A new road towards the future

 


It is rather disappointing to admit that working people still do not hold the slightest inkling about what to do to reverse the driving force behind their problems and plight, the inescapable consequences of capitalism’s harsh economic power. The politicians and intellectuals keep conjuring up their quack cures and our fellow workers keep falling for their trickery.

 

The propaganda of “freedom” and “democracy” makes a deep impression upon those Wilhelm Reich describe as the “Little Man”, although victims of the capitalists, they lend a receptive ear to the right-wing “crusaders” of liberty. They willingly conform to the economic interests of the ruling class that shaped their ideas, enthusiastically submitting to the “Fuhrer principle”, the hierarchy of leaders commanding them from the top. “Freedom” means to run society as the owning class sees fit and “democracy” is whatever method they deem applicable to impose their will.  If our fellow workers cannot break with the tainted past, its corrupted thinking and its poisoned practices, we will merely see working people sink deeper into the political swamp.

 

  The early demise of the Socialist Party was repeatedly and confidently predicted by its left-wing rivals but it has been the Independent Labour Party, the Socialist Labor Party and a host of Trotskyist parties that have disappeared from the political scene.


 The Socialist Party of Great Britain has survived because its ideas have passed the test of experience and events. Far from facing extinction the SPGB today is preparing for future growth. We may indeed be a tiny grouping but the heart of the socialist case we present remains to beat while the Left are the living dead, refusing their burial. Our record of longevity does not lull us into smugness nor offer any false satisfaction. We are confident of our ability to master the questions posed to us by our fellow workers and as in the past, confident of our progress as long as we remain committed to MarxismThat cannot be accomplished overnight, admittedly. We require political action, undertaken by us as a class entirely independent of the capitalist class and its politicians. We cannot be swayed by arrogant academic intellectuals strutting about pitifully confused, painfully ignorant and shamefully biased unable to lead themselves anywhere, let alone lead others, incapable of setting alight the minds of the youth but rather now repelling them by their debasement of the socialist ideal. This is not said in self-glorification. The capitalists find their political henchmen seek to paralyse the workers.


The capitalist ruling class is a brazen group of exploiters.
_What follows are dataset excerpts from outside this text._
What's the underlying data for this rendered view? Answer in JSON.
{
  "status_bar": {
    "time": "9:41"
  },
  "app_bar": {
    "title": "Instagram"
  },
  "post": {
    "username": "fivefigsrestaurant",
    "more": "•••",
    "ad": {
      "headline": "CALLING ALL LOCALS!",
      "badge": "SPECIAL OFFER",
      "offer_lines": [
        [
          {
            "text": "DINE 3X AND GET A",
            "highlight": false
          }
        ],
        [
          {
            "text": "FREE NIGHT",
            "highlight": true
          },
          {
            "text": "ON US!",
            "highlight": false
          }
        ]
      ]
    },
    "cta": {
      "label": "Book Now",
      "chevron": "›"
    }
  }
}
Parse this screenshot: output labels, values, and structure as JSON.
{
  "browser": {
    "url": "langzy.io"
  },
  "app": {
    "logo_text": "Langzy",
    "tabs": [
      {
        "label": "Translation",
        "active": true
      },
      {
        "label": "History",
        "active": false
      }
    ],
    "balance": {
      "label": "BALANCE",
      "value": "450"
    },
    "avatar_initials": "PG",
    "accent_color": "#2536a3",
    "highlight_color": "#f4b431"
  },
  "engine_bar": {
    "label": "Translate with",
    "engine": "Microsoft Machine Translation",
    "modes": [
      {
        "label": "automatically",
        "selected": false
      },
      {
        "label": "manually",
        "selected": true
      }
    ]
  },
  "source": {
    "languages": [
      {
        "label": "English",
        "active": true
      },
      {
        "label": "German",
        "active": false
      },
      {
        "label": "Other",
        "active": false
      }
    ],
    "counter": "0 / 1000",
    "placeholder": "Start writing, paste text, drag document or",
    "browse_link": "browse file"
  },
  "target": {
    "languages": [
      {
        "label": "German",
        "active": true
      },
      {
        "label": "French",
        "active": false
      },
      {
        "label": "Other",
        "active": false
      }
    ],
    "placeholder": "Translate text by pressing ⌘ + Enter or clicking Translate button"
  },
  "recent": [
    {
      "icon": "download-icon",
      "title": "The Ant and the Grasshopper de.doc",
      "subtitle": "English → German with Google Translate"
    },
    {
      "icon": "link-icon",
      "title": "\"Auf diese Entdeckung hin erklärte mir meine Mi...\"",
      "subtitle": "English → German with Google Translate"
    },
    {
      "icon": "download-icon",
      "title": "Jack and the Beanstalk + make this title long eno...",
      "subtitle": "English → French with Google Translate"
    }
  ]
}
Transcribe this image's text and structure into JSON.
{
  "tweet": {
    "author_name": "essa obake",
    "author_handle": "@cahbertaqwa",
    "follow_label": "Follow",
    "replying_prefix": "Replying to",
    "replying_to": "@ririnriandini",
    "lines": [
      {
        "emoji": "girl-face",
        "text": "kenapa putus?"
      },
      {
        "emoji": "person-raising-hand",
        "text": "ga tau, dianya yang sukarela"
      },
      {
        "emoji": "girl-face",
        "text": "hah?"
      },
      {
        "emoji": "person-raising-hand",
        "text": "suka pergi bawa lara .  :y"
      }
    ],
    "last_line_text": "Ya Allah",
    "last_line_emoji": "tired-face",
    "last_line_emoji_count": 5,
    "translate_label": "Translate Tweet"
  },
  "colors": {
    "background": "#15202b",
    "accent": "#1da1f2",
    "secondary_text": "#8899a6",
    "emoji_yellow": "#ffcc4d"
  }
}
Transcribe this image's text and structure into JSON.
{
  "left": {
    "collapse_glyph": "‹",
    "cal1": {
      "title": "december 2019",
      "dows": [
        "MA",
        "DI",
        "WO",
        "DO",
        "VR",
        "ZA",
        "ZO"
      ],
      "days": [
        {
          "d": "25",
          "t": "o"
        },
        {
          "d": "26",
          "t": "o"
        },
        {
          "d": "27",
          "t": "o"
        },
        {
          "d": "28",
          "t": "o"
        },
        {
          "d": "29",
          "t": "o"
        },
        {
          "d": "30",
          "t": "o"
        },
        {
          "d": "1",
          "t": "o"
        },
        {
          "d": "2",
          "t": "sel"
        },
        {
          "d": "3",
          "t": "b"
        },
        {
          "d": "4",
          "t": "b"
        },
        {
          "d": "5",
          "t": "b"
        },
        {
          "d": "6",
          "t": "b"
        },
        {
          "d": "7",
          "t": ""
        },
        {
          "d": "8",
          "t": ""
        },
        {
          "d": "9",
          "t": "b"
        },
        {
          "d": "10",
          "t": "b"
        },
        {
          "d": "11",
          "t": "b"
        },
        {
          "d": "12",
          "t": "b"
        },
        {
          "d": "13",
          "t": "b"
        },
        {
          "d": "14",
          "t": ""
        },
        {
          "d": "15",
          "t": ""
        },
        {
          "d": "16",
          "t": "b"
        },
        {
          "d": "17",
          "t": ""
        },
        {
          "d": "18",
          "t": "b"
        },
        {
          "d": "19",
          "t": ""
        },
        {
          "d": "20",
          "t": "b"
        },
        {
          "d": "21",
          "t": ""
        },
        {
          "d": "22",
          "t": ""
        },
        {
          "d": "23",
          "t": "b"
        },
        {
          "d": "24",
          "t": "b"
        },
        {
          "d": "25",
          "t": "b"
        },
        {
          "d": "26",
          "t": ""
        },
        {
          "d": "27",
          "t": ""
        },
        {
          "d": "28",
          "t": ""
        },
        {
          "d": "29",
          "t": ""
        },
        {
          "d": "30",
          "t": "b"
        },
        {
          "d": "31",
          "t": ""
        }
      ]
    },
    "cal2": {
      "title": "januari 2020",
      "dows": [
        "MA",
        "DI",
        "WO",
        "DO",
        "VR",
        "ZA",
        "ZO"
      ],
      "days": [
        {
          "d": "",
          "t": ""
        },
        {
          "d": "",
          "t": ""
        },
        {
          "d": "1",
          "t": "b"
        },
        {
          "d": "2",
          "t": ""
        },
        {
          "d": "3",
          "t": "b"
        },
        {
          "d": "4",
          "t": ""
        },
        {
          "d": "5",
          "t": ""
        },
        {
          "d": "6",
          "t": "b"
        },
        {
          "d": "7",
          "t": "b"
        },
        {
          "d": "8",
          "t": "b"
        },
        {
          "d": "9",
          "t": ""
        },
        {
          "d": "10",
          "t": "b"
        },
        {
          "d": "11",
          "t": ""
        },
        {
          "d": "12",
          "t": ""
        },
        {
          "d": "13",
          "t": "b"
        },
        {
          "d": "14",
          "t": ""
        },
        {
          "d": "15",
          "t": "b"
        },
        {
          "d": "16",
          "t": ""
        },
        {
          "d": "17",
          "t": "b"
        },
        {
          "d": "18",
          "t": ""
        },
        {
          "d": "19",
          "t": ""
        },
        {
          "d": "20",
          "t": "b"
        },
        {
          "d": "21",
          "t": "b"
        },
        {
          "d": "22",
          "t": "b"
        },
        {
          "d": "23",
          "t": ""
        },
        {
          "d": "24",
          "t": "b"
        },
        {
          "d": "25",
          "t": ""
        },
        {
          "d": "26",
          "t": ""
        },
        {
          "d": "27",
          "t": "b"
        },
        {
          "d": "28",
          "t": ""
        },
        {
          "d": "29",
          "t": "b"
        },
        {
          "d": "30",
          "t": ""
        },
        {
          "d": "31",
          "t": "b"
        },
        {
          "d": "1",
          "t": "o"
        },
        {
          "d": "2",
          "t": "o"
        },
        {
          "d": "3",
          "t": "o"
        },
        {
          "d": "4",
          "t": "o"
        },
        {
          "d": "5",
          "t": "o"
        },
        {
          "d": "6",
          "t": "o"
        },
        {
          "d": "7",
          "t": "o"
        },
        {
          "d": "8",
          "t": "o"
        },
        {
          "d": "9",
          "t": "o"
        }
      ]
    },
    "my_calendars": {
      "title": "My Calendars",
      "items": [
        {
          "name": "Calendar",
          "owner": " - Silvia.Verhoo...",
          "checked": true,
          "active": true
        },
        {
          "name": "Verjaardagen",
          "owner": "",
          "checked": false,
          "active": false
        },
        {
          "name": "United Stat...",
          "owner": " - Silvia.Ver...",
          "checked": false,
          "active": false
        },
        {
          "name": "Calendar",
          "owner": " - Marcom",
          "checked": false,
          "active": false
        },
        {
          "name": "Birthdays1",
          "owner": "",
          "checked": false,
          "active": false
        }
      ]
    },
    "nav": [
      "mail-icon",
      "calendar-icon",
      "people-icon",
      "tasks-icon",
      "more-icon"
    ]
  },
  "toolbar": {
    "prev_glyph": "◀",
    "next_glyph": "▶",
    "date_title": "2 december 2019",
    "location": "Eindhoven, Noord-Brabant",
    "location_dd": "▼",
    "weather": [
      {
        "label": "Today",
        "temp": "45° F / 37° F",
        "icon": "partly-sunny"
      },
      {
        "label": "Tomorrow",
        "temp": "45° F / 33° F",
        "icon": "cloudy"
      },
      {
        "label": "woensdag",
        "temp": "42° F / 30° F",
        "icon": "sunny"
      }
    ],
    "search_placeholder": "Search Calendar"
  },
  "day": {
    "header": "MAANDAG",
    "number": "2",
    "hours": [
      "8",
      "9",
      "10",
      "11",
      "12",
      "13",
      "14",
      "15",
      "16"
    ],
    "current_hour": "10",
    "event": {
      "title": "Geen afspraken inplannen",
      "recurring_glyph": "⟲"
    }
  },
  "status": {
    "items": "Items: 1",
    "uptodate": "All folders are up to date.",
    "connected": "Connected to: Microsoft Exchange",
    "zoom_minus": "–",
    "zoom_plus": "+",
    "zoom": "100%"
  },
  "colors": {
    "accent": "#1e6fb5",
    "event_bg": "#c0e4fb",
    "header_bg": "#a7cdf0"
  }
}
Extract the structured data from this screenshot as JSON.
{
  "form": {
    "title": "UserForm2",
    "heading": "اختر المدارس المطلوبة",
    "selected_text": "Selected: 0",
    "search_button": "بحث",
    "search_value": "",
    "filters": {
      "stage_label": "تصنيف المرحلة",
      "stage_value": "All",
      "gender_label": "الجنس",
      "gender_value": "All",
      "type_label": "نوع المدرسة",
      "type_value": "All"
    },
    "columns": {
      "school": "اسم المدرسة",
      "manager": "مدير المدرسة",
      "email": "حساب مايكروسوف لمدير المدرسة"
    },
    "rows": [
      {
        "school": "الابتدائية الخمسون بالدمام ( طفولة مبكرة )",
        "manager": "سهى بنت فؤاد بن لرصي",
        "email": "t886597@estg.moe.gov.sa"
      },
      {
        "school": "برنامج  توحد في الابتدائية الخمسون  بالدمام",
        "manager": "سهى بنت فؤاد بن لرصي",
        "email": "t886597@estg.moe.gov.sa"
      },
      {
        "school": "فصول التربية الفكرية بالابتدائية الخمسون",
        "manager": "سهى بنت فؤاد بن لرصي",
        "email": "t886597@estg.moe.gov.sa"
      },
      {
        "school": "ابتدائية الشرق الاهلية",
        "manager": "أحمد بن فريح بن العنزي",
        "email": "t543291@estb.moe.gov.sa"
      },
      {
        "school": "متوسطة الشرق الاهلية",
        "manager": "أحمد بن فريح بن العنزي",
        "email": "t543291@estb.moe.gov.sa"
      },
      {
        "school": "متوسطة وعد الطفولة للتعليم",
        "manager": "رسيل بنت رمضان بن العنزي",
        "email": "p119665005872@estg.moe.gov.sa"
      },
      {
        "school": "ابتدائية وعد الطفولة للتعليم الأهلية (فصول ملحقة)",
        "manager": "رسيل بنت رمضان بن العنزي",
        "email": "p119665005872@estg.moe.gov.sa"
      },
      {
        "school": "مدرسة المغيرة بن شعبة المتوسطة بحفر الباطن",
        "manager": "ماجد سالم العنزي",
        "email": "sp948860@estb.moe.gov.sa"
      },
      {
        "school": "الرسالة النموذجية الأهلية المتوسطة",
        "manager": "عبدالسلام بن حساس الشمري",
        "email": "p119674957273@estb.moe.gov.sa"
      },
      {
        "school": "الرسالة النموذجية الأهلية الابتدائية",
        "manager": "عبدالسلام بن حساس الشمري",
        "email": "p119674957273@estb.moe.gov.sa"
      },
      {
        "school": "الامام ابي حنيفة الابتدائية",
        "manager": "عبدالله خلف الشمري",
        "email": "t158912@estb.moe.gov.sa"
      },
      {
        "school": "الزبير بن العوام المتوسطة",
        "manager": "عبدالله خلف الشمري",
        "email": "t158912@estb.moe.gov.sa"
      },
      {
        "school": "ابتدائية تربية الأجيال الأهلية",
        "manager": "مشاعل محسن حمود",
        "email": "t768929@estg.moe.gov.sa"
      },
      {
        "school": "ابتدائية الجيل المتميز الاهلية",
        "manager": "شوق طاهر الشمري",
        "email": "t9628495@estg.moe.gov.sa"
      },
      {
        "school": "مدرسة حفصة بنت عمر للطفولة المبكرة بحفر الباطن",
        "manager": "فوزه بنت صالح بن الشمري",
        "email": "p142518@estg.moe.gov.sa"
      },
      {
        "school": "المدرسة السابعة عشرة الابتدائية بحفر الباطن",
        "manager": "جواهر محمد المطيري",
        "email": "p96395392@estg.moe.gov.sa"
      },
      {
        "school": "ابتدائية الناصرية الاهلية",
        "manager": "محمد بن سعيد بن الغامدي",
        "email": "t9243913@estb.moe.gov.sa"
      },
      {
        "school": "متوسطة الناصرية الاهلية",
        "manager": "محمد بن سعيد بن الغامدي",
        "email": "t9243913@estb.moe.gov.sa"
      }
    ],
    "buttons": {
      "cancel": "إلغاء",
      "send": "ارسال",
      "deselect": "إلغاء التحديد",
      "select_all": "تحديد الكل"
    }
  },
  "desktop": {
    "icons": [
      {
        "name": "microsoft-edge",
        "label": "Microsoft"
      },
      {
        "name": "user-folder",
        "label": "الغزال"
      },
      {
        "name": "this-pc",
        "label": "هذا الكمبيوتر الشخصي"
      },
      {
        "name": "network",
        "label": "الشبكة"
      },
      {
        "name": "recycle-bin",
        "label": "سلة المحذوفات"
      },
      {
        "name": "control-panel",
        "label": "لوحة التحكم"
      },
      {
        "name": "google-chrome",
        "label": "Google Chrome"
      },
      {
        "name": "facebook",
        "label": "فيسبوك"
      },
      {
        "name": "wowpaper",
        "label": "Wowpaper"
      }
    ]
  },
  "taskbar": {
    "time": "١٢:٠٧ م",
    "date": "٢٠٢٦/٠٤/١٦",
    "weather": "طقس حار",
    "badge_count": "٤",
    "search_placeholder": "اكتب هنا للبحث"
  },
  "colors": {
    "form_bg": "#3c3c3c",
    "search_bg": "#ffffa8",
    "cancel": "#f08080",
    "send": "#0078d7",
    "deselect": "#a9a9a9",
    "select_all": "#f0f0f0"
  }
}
They had their way during the pandemic and made billions in profits and distributed billions in dividends and interest to themselves. They get away with it too. They are successful. They succeed because they have a government of their own. They have a president or prime minister of their own choosing. They own the courts to protect them and theirs. They send their people into the Cabinet. Later they take their people out of the government and bring them back to the Corporations. 


Let there be no misunderstanding, the Socialist Party’s purpose is to reconstruct a global movement based on the ideas of Marxism, in opposition to others’ narrow, national limitations. Some people claim that to vote for a candidate representing the ideas of socialism means to throw away one’s vote. In actuality, the person who votes for a pro-capitalist lesser-evil is throwing his or her vote away, because this means preferring one corrupt political party as against another. A vote for socialism means that you protest against a system that utilizes its tremendous productive capacity only for profit, for war, for death and for destruction. Have the satisfaction of protesting against a system based on exploitation, greed and racial and national hatreds. Socialists will not be coerced or intimidated. There is no other road for workers other than socialism which leads to freedom and security.